None of this is to say that I am in any way uncomfortable being with blacks who are by education and station in life my peers, my equals.
Equal civil rights is a no-brainer, absolutely necessary. But forced integration by busing schoolkids to and fro, destroying neighborhood schools, has been proven deleterious to all. Affirmative Action, being pro-black, is necessarily anti-white. Why should Asian-Americans have to sue Harvard for anti-Asian (pro-black) admissions standards? A seriously lower GPA will get a black admitted to medical school now compared to whites or Asians. What do you want when you’re seriously ill? The “correct” race or an MD of high ability and merit, who will most often be white?

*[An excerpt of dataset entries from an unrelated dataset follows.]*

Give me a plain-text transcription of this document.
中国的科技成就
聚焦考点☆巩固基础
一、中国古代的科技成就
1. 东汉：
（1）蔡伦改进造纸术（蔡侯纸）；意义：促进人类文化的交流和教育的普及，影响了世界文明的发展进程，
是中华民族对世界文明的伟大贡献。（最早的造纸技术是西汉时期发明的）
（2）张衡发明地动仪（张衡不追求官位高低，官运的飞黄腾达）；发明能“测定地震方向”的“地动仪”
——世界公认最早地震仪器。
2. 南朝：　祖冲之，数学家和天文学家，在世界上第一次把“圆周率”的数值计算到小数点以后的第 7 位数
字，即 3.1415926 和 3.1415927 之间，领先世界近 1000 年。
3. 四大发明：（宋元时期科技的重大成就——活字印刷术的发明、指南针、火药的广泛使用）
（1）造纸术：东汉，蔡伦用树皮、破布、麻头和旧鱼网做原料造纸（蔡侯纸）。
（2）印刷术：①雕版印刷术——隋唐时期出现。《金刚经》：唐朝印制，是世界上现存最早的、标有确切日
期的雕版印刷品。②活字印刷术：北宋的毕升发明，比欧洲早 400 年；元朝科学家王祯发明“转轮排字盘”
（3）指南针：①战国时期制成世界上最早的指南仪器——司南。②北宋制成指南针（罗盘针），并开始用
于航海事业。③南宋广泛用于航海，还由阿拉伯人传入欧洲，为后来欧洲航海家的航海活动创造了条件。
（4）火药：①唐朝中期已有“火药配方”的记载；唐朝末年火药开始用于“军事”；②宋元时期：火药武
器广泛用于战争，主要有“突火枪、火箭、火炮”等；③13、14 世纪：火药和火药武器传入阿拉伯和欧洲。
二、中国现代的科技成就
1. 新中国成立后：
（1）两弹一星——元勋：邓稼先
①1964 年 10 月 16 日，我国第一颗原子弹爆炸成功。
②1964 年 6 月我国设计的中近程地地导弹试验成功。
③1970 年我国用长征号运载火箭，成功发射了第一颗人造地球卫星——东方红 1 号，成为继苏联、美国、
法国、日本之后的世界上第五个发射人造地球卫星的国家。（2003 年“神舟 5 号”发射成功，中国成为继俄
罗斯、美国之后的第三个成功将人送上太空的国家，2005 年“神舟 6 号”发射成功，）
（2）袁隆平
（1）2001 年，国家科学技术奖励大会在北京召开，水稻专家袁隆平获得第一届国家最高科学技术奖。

Forced homogenization simply does not work.
Jim Windham says
Good comments, Dr. Tom. It is human nature to be tribal, but tribalism is not racism. Affirmative action is racist and defeats the purpose of the civil rights movement of the 60s, which destroyed the right to freedom of association among other (unintended?) consequences.
Karl Priest says
I am a Cold War Veteran and I call upon veterans of all eras to stand against this attack on America from within. See https://coldwarveteran.us/
Dr. Tom says
Jim,
I am not convinced there is a useful difference between tribalism and racism in the USA here and now. Perhaps you could expand and expound?
Jim Windham says
It is human nature to gather by tribe and to have a special affinity and loyalty to fellow tribe members. But insofar that this does not extend to violations of human rights and denial of equality under the law of members of other tribes, to me it doesn’t qualify as racist. But you’re right on the “useful difference” point–in current political usage, particularly on the left, tribalism is considered a form of racism, and for them there is no useful difference.